Intorno a sé solo rocce, e sabbia, sabbia rovente che incontrava il cielo in ogni orizzonte. Il deserto la circondava senza ombra d’acqua né di verde: non v’era oasi alcuna, ma solo arida desolazione.

E allora comprese: si fidava così tanto di quell’Uomo, gli aveva così tanto creduto che solo il senso di morte, il pericolo occorso alla sua vita, l’aveva risvegliata al vero. Le era stato concesso il privilegio di morire prima di morire… Perché alla fine, quando la vita sembra sfuggire quasi fosse giunta al suo termine, tutti i veli cadono dagli occhi e la verità svela se stessa.
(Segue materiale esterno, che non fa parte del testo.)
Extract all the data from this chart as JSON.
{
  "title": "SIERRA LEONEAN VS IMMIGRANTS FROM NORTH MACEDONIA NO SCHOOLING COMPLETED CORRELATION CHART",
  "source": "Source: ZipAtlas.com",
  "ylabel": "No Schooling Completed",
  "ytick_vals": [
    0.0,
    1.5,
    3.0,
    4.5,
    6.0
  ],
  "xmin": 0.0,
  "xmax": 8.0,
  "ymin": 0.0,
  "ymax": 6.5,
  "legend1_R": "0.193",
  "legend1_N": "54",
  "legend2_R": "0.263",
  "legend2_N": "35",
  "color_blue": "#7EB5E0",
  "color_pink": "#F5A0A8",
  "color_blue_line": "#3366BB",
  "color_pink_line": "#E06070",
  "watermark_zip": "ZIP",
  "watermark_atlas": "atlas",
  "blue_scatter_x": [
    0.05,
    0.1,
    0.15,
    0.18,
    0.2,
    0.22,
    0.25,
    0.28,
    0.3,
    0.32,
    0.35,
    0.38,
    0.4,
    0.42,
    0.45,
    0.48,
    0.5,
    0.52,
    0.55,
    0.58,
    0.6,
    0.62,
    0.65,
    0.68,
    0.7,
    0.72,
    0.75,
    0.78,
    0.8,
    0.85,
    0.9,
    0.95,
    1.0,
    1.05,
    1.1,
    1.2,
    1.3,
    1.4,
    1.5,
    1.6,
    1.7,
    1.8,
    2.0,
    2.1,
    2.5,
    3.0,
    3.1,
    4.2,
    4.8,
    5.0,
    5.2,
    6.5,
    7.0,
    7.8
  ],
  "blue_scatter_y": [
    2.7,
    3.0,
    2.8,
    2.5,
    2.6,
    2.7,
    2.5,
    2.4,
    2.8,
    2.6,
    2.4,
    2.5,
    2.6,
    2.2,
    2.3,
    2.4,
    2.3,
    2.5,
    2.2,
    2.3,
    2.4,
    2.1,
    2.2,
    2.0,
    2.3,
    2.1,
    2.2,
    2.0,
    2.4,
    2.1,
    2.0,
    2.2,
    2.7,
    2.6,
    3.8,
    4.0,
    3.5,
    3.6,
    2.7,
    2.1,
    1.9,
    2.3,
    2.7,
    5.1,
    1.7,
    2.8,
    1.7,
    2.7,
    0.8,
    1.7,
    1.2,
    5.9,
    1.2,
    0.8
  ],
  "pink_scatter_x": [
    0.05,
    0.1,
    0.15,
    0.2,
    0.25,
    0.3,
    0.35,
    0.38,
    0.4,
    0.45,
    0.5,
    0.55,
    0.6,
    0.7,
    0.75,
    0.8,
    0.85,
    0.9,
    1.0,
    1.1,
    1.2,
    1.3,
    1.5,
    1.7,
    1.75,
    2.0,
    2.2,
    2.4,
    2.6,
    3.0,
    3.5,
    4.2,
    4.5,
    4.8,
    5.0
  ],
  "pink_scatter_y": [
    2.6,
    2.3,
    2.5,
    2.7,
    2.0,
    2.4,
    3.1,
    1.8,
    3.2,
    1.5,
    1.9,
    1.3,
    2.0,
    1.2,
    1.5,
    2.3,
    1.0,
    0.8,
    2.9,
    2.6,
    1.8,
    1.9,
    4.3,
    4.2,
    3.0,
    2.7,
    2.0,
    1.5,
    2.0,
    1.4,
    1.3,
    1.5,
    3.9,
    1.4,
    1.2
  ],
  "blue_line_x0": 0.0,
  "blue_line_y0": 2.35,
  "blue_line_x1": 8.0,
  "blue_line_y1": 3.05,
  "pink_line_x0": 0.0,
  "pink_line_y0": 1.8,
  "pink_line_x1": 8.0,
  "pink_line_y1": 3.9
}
Esausta e prosciugata, si rese conto che la sua mente e i suoi occhi si erano lasciati ingannare dalle lusinghe del cammino facile e breve, ma il suo corpo le aveva svelato la verità, e il reale ora si imponeva. L’oasi decantata altro non era se non un miraggio, un’illusione… Ora contava solo far ritorno alla Natura che portava nel cuore, alla natura propria, alla natura che garantiva la vita e l’esistenza: quella era casa. Raccolse le poche energie rimastele, e col pianto nell’animo disse all’Uomo che no, non poteva restare… ma non lo avrebbe mai lasciato solo, nonostante si fosse sentita ingannata… avrebbe continuato a stargli accanto per il bene del sogno comune durante il giorno, e dal tramonto all’alba sarebbe ritornata al verde e all’acqua, a celebrare la Natura per rigenerarsi e trarre quella vita che le avrebbe permesso di continuare la missione al di lui fianco.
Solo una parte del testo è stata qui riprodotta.